Magnetoresistive sensors, which utilize the magnetoresistive effect in which electrical resistance changes in response to changes of the external magnetic field, is known as a good magnetic field sensor and is used practically as a read head in magnetic heads, a key component of magnetic storage devices.
With the progress in size reduction of magnetic recording and reproducing devices, improvements in the performance of magnetic heads to read and write information would enable the heads to operate even better. Currently, a magnetic head generally has two heads: a read head to read information, and a write head to write information. Commonly, the read head is a CPP structure magnetoresistive effect head enabling high read resolution.

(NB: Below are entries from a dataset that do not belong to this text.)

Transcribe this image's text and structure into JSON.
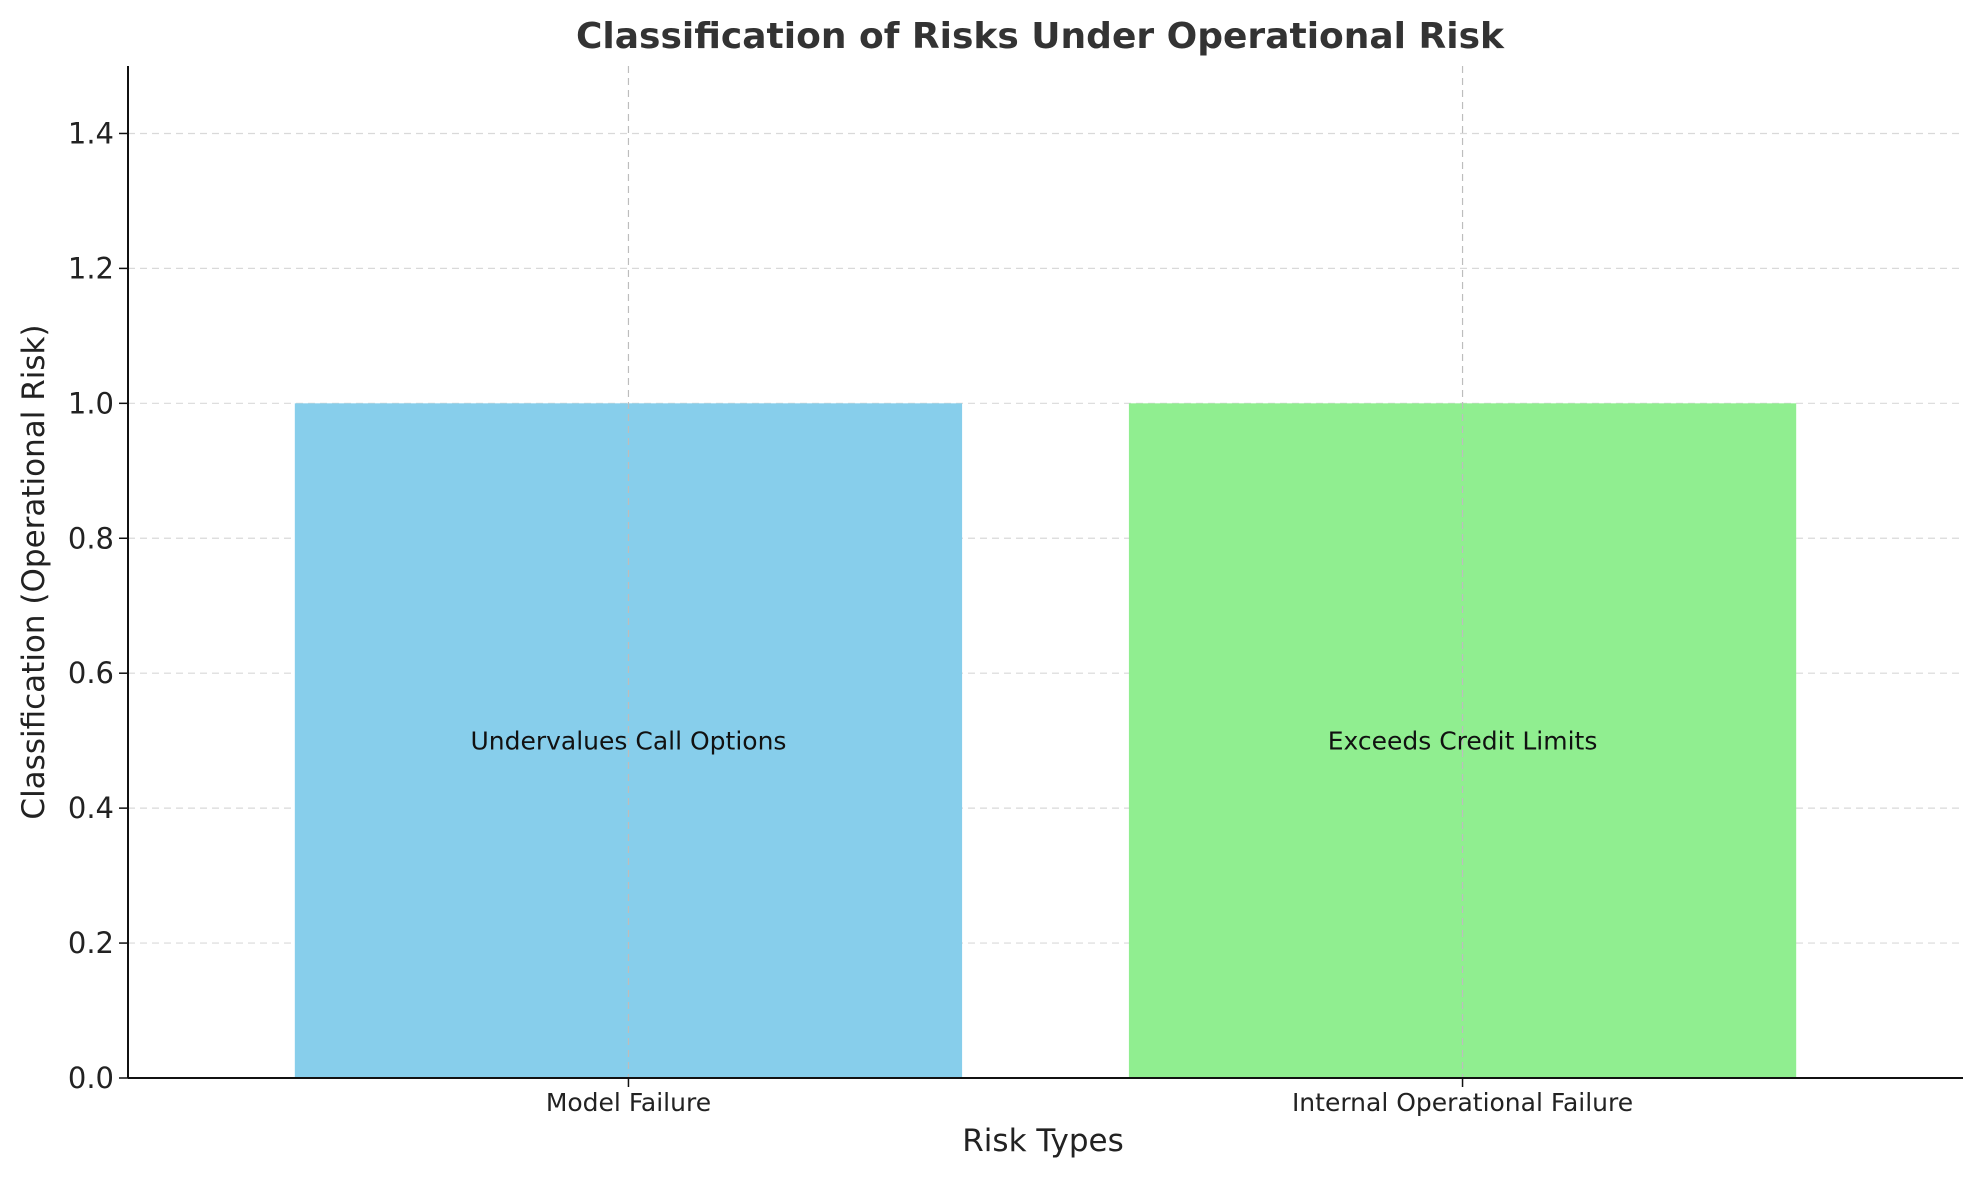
{
  "chart_data": {
    "type": "bar",
    "title": "Classification of Risks Under Operational Risk",
    "xlabel": "Risk Types",
    "ylabel": "Classification (Operational Risk)",
    "categories": [
      "Model Failure",
      "Internal Operational Failure"
    ],
    "values": [
      1,
      1
    ],
    "bar_labels": [
      "Undervalues Call Options",
      "Exceeds Credit Limits"
    ],
    "bar_colors": [
      "#87CEEB",
      "#90EE90"
    ],
    "ylim": [
      0,
      1.5
    ],
    "yticks": [
      0.0,
      0.2,
      0.4,
      0.6,
      0.8,
      1.0,
      1.2,
      1.4
    ],
    "ytick_labels": [
      "0.0",
      "0.2",
      "0.4",
      "0.6",
      "0.8",
      "1.0",
      "1.2",
      "1.4"
    ],
    "grid": true,
    "legend": false
  }
}
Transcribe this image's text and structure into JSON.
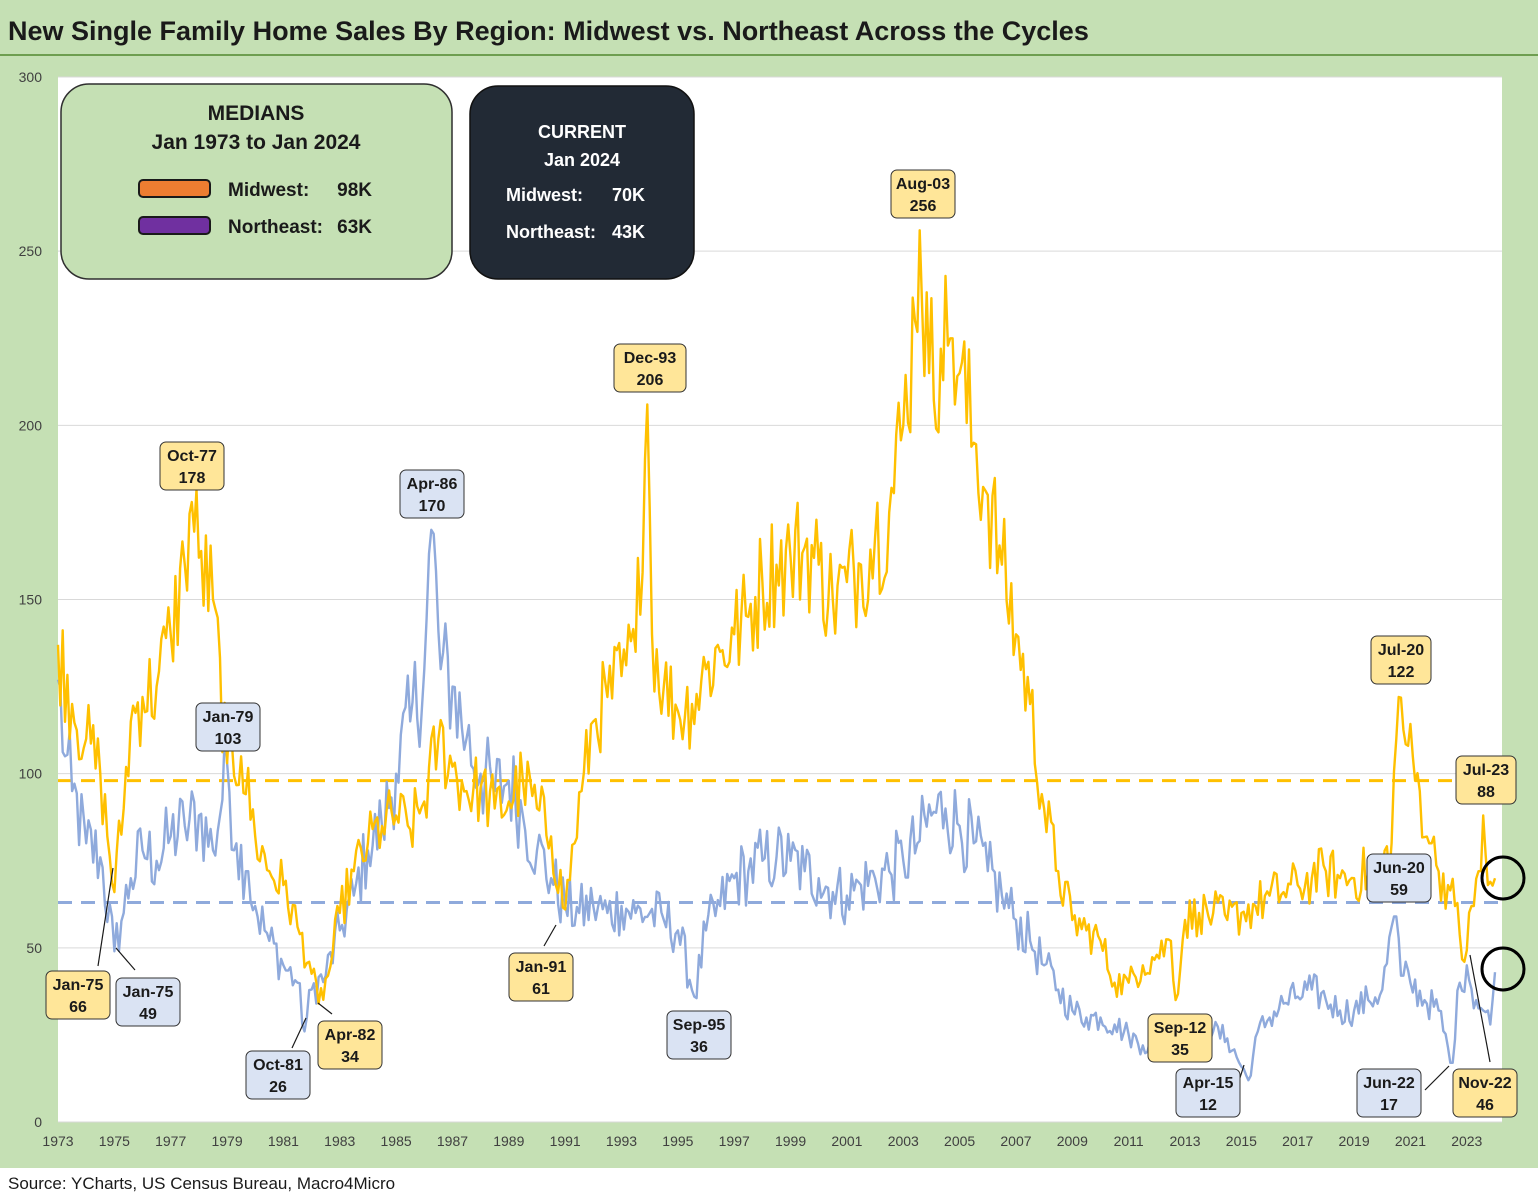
{
  "title": "New Single Family Home Sales By Region: Midwest vs. Northeast Across the Cycles",
  "source": "Source: YCharts, US Census Bureau, Macro4Micro",
  "medians_box": {
    "heading1": "MEDIANS",
    "heading2": "Jan 1973 to Jan 2024",
    "midwest": "Midwest:",
    "midwest_value": "98K",
    "northeast": "Northeast:",
    "northeast_value": "63K"
  },
  "current_box": {
    "heading1": "CURRENT",
    "heading2": "Jan 2024",
    "midwest": "Midwest:",
    "midwest_value": "70K",
    "northeast": "Northeast:",
    "northeast_value": "43K"
  },
  "colors": {
    "midwest": "#ffc000",
    "northeast": "#8faadc",
    "midwest_swatch": "#ed7d31",
    "northeast_swatch": "#7030a0",
    "frame": "#c5e0b4",
    "mw_label_fill": "#ffe699",
    "ne_label_fill": "#dae3f3",
    "current_box": "#222a35"
  },
  "chart_data": {
    "type": "line",
    "ylim": [
      0,
      300
    ],
    "y_ticks": [
      0,
      50,
      100,
      150,
      200,
      250,
      300
    ],
    "x_ticks": [
      "1973",
      "1975",
      "1977",
      "1979",
      "1981",
      "1983",
      "1985",
      "1987",
      "1989",
      "1991",
      "1993",
      "1995",
      "1997",
      "1999",
      "2001",
      "2003",
      "2005",
      "2007",
      "2009",
      "2011",
      "2013",
      "2015",
      "2017",
      "2019",
      "2021",
      "2023"
    ],
    "x_range": [
      1973.0,
      2024.25
    ],
    "grid": true,
    "medians": [
      {
        "series": "Midwest",
        "value": 98
      },
      {
        "series": "Northeast",
        "value": 63
      }
    ],
    "series": [
      {
        "name": "Midwest",
        "anchors": [
          [
            1973.0,
            137
          ],
          [
            1973.5,
            120
          ],
          [
            1974.0,
            110
          ],
          [
            1974.5,
            100
          ],
          [
            1975.0,
            66
          ],
          [
            1975.3,
            90
          ],
          [
            1975.6,
            115
          ],
          [
            1976.0,
            122
          ],
          [
            1976.5,
            125
          ],
          [
            1977.0,
            140
          ],
          [
            1977.5,
            160
          ],
          [
            1977.75,
            178
          ],
          [
            1978.0,
            162
          ],
          [
            1978.5,
            150
          ],
          [
            1979.0,
            103
          ],
          [
            1979.5,
            105
          ],
          [
            1980.0,
            82
          ],
          [
            1980.5,
            72
          ],
          [
            1981.0,
            68
          ],
          [
            1981.5,
            56
          ],
          [
            1981.9,
            46
          ],
          [
            1982.25,
            34
          ],
          [
            1982.6,
            42
          ],
          [
            1983.0,
            60
          ],
          [
            1983.5,
            72
          ],
          [
            1984.0,
            80
          ],
          [
            1984.5,
            85
          ],
          [
            1985.0,
            88
          ],
          [
            1985.5,
            84
          ],
          [
            1986.0,
            92
          ],
          [
            1986.5,
            110
          ],
          [
            1987.0,
            102
          ],
          [
            1987.5,
            95
          ],
          [
            1988.0,
            96
          ],
          [
            1988.5,
            90
          ],
          [
            1989.0,
            92
          ],
          [
            1989.5,
            98
          ],
          [
            1990.0,
            90
          ],
          [
            1990.5,
            82
          ],
          [
            1991.0,
            61
          ],
          [
            1991.3,
            80
          ],
          [
            1991.6,
            95
          ],
          [
            1992.0,
            115
          ],
          [
            1992.5,
            122
          ],
          [
            1993.0,
            128
          ],
          [
            1993.5,
            135
          ],
          [
            1993.92,
            206
          ],
          [
            1994.1,
            140
          ],
          [
            1994.5,
            125
          ],
          [
            1995.0,
            118
          ],
          [
            1995.5,
            120
          ],
          [
            1996.0,
            130
          ],
          [
            1996.5,
            135
          ],
          [
            1997.0,
            140
          ],
          [
            1997.5,
            145
          ],
          [
            1998.0,
            155
          ],
          [
            1998.5,
            160
          ],
          [
            1999.0,
            162
          ],
          [
            1999.5,
            165
          ],
          [
            2000.0,
            160
          ],
          [
            2000.5,
            150
          ],
          [
            2001.0,
            155
          ],
          [
            2001.5,
            160
          ],
          [
            2002.0,
            168
          ],
          [
            2002.5,
            175
          ],
          [
            2003.0,
            200
          ],
          [
            2003.4,
            230
          ],
          [
            2003.58,
            256
          ],
          [
            2003.9,
            215
          ],
          [
            2004.3,
            222
          ],
          [
            2004.7,
            225
          ],
          [
            2005.0,
            215
          ],
          [
            2005.5,
            195
          ],
          [
            2006.0,
            180
          ],
          [
            2006.5,
            160
          ],
          [
            2007.0,
            140
          ],
          [
            2007.5,
            120
          ],
          [
            2008.0,
            90
          ],
          [
            2008.5,
            72
          ],
          [
            2009.0,
            58
          ],
          [
            2009.5,
            55
          ],
          [
            2010.0,
            52
          ],
          [
            2010.5,
            40
          ],
          [
            2011.0,
            40
          ],
          [
            2011.5,
            45
          ],
          [
            2012.0,
            48
          ],
          [
            2012.5,
            52
          ],
          [
            2012.67,
            35
          ],
          [
            2013.0,
            58
          ],
          [
            2013.5,
            60
          ],
          [
            2014.0,
            60
          ],
          [
            2014.5,
            58
          ],
          [
            2015.0,
            60
          ],
          [
            2015.5,
            62
          ],
          [
            2016.0,
            65
          ],
          [
            2016.5,
            66
          ],
          [
            2017.0,
            68
          ],
          [
            2017.5,
            70
          ],
          [
            2018.0,
            72
          ],
          [
            2018.5,
            70
          ],
          [
            2019.0,
            70
          ],
          [
            2019.5,
            72
          ],
          [
            2020.0,
            72
          ],
          [
            2020.3,
            80
          ],
          [
            2020.5,
            110
          ],
          [
            2020.55,
            122
          ],
          [
            2020.9,
            108
          ],
          [
            2021.3,
            95
          ],
          [
            2021.7,
            80
          ],
          [
            2022.0,
            72
          ],
          [
            2022.3,
            68
          ],
          [
            2022.6,
            62
          ],
          [
            2022.9,
            46
          ],
          [
            2023.2,
            62
          ],
          [
            2023.45,
            72
          ],
          [
            2023.55,
            88
          ],
          [
            2023.75,
            68
          ],
          [
            2024.0,
            70
          ]
        ]
      },
      {
        "name": "Northeast",
        "anchors": [
          [
            1973.0,
            127
          ],
          [
            1973.25,
            105
          ],
          [
            1973.5,
            95
          ],
          [
            1974.0,
            80
          ],
          [
            1974.5,
            76
          ],
          [
            1975.0,
            49
          ],
          [
            1975.3,
            60
          ],
          [
            1975.6,
            70
          ],
          [
            1976.0,
            78
          ],
          [
            1976.5,
            75
          ],
          [
            1977.0,
            82
          ],
          [
            1977.5,
            85
          ],
          [
            1978.0,
            88
          ],
          [
            1978.5,
            78
          ],
          [
            1979.0,
            103
          ],
          [
            1979.3,
            80
          ],
          [
            1979.7,
            72
          ],
          [
            1980.0,
            62
          ],
          [
            1980.5,
            52
          ],
          [
            1981.0,
            45
          ],
          [
            1981.5,
            40
          ],
          [
            1981.75,
            26
          ],
          [
            1982.0,
            38
          ],
          [
            1982.5,
            42
          ],
          [
            1983.0,
            55
          ],
          [
            1983.5,
            65
          ],
          [
            1984.0,
            78
          ],
          [
            1984.5,
            85
          ],
          [
            1985.0,
            100
          ],
          [
            1985.5,
            115
          ],
          [
            1986.0,
            130
          ],
          [
            1986.25,
            170
          ],
          [
            1986.6,
            130
          ],
          [
            1987.0,
            125
          ],
          [
            1987.5,
            110
          ],
          [
            1988.0,
            100
          ],
          [
            1988.5,
            95
          ],
          [
            1989.0,
            98
          ],
          [
            1989.5,
            88
          ],
          [
            1990.0,
            78
          ],
          [
            1990.5,
            70
          ],
          [
            1991.0,
            62
          ],
          [
            1991.5,
            60
          ],
          [
            1992.0,
            62
          ],
          [
            1992.5,
            60
          ],
          [
            1993.0,
            62
          ],
          [
            1993.5,
            60
          ],
          [
            1994.0,
            60
          ],
          [
            1994.5,
            58
          ],
          [
            1995.0,
            55
          ],
          [
            1995.6,
            36
          ],
          [
            1996.0,
            55
          ],
          [
            1996.5,
            62
          ],
          [
            1997.0,
            70
          ],
          [
            1997.5,
            72
          ],
          [
            1998.0,
            75
          ],
          [
            1998.5,
            76
          ],
          [
            1999.0,
            75
          ],
          [
            1999.5,
            72
          ],
          [
            2000.0,
            70
          ],
          [
            2000.5,
            66
          ],
          [
            2001.0,
            65
          ],
          [
            2001.5,
            68
          ],
          [
            2002.0,
            70
          ],
          [
            2002.5,
            72
          ],
          [
            2003.0,
            75
          ],
          [
            2003.5,
            80
          ],
          [
            2004.0,
            88
          ],
          [
            2004.5,
            90
          ],
          [
            2005.0,
            85
          ],
          [
            2005.5,
            80
          ],
          [
            2006.0,
            72
          ],
          [
            2006.5,
            65
          ],
          [
            2007.0,
            58
          ],
          [
            2007.5,
            52
          ],
          [
            2008.0,
            45
          ],
          [
            2008.5,
            38
          ],
          [
            2009.0,
            32
          ],
          [
            2009.5,
            30
          ],
          [
            2010.0,
            30
          ],
          [
            2010.5,
            28
          ],
          [
            2011.0,
            25
          ],
          [
            2011.5,
            22
          ],
          [
            2012.0,
            22
          ],
          [
            2012.5,
            25
          ],
          [
            2013.0,
            27
          ],
          [
            2013.5,
            27
          ],
          [
            2014.0,
            26
          ],
          [
            2014.5,
            24
          ],
          [
            2015.25,
            12
          ],
          [
            2015.6,
            26
          ],
          [
            2016.0,
            30
          ],
          [
            2016.5,
            34
          ],
          [
            2017.0,
            36
          ],
          [
            2017.5,
            38
          ],
          [
            2018.0,
            35
          ],
          [
            2018.5,
            32
          ],
          [
            2019.0,
            32
          ],
          [
            2019.5,
            35
          ],
          [
            2020.0,
            38
          ],
          [
            2020.45,
            59
          ],
          [
            2020.7,
            42
          ],
          [
            2021.0,
            40
          ],
          [
            2021.5,
            35
          ],
          [
            2022.0,
            32
          ],
          [
            2022.45,
            17
          ],
          [
            2022.75,
            40
          ],
          [
            2023.0,
            45
          ],
          [
            2023.3,
            35
          ],
          [
            2023.6,
            32
          ],
          [
            2023.85,
            28
          ],
          [
            2024.0,
            43
          ]
        ]
      }
    ],
    "annotations": [
      {
        "series": "Midwest",
        "date": "Oct-77",
        "value": "178"
      },
      {
        "series": "Northeast",
        "date": "Apr-86",
        "value": "170"
      },
      {
        "series": "Northeast",
        "date": "Jan-79",
        "value": "103"
      },
      {
        "series": "Midwest",
        "date": "Dec-93",
        "value": "206"
      },
      {
        "series": "Midwest",
        "date": "Aug-03",
        "value": "256"
      },
      {
        "series": "Midwest",
        "date": "Jan-75",
        "value": "66"
      },
      {
        "series": "Northeast",
        "date": "Jan-75",
        "value": "49"
      },
      {
        "series": "Northeast",
        "date": "Oct-81",
        "value": "26"
      },
      {
        "series": "Midwest",
        "date": "Apr-82",
        "value": "34"
      },
      {
        "series": "Midwest",
        "date": "Jan-91",
        "value": "61"
      },
      {
        "series": "Northeast",
        "date": "Sep-95",
        "value": "36"
      },
      {
        "series": "Midwest",
        "date": "Sep-12",
        "value": "35"
      },
      {
        "series": "Northeast",
        "date": "Apr-15",
        "value": "12"
      },
      {
        "series": "Midwest",
        "date": "Jul-20",
        "value": "122"
      },
      {
        "series": "Northeast",
        "date": "Jun-20",
        "value": "59"
      },
      {
        "series": "Midwest",
        "date": "Jul-23",
        "value": "88"
      },
      {
        "series": "Northeast",
        "date": "Jun-22",
        "value": "17"
      },
      {
        "series": "Midwest",
        "date": "Nov-22",
        "value": "46"
      }
    ]
  }
}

To realize still higher recording densities, some problems associated with the read head may be solved. The problems include higher accuracy fabrication of the read head element section and improvement in the stability of the read performances.
Raising the recording density involves narrowing the read track width. Here, the read track width is the across-the-track width of the magnetoresistive sensor film which detects a signal from a recording medium. Preferably, in view of productivity, the read track width is formed during the lift-off process, since it is a simple process. For this purpose, the height of the lift-off mask material has a certain level. To form a narrow read track width, the pattern width of the lift-off mask material is narrowed. Therefore, the ratio of the height to the pattern width in the lift-off mask material (aspect ratio) becomes high, which may result in a lowered pattern accuracy of the lift-mask material due to bending, collapse of the mask pattern, etc. In addition, the stripe height has an effect on the performance of the read head, and may also be formed with a higher accuracy. The stripe height is the length of the magnetoresistive sensor film in the depth direction.

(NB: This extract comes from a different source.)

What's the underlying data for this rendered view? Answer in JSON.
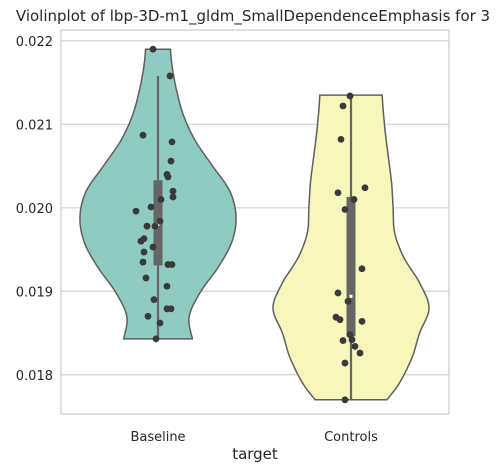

Narrowing the read track width affects the stability of the read performances, too. Generally, to stably reproduce a good waveform with sufficiently low noise, the stripe height is shortened, which corresponds to a narrow read track width. This is because the magnetic anisotropy is one of the factors affecting the stable operation. The magnetic anisotropy is determined by the shape of the free layer in which magnetization rotates depending on the magnetic field from the recording medium. The free layer is one of the ferromagnetic layers which comprise the magnetoresistive sensor film.
In addition, the free layer is provided with a longitudinal bias layer on each side thereof, via an insulator layer in a track width direction, to apply a longitudinal bias field thereto so that the magnetization rotates without causing noise. Shortening the stripe height makes the longitudinal biasing layer more subject to thermal fluctuations since the length of the longitudinal biasing layer in the stripe height direction inevitably becomes shorter.

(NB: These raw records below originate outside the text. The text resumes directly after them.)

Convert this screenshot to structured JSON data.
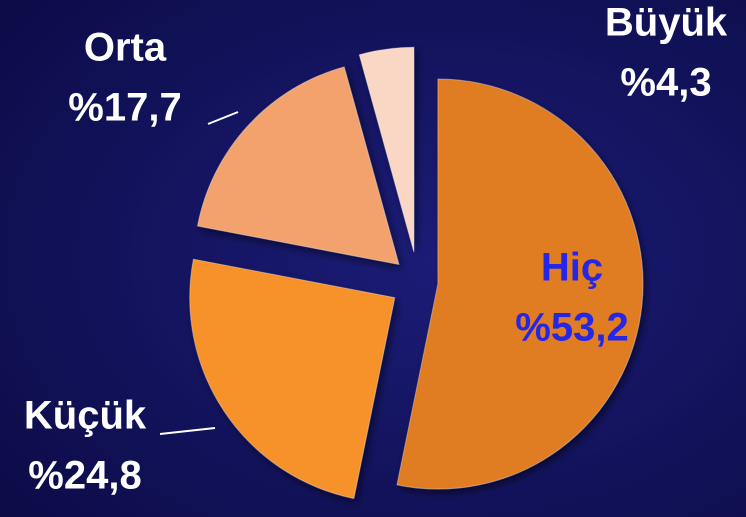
{
  "chart_data": {
    "type": "pie",
    "categories": [
      "Hiç",
      "Küçük",
      "Orta",
      "Büyük"
    ],
    "values": [
      53.2,
      24.8,
      17.7,
      4.3
    ],
    "value_labels": [
      "%53,2",
      "%24,8",
      "%17,7",
      "%4,3"
    ],
    "colors": [
      "#e07c22",
      "#f7922c",
      "#f3a26e",
      "#f9d7c4"
    ],
    "label_colors": [
      "#2626e6",
      "#ffffff",
      "#ffffff",
      "#ffffff"
    ]
  }
}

Japanese Patent Office (JPO) Pub. No. JP-A-2005-346869 and JP-A-2008-84373 disclose CPP structure magnetoresistive heads each comprising a magnetoresistive sensor film and longitudinal biasing layer whose stripe height is longer than that of the magnetoresistive sensor film.
Each of these current structures has problems associated with their use and/or production. Therefore, a magnetoresistive sensor which eliminates or lessens these problems would be beneficial to the field of magnetic recording.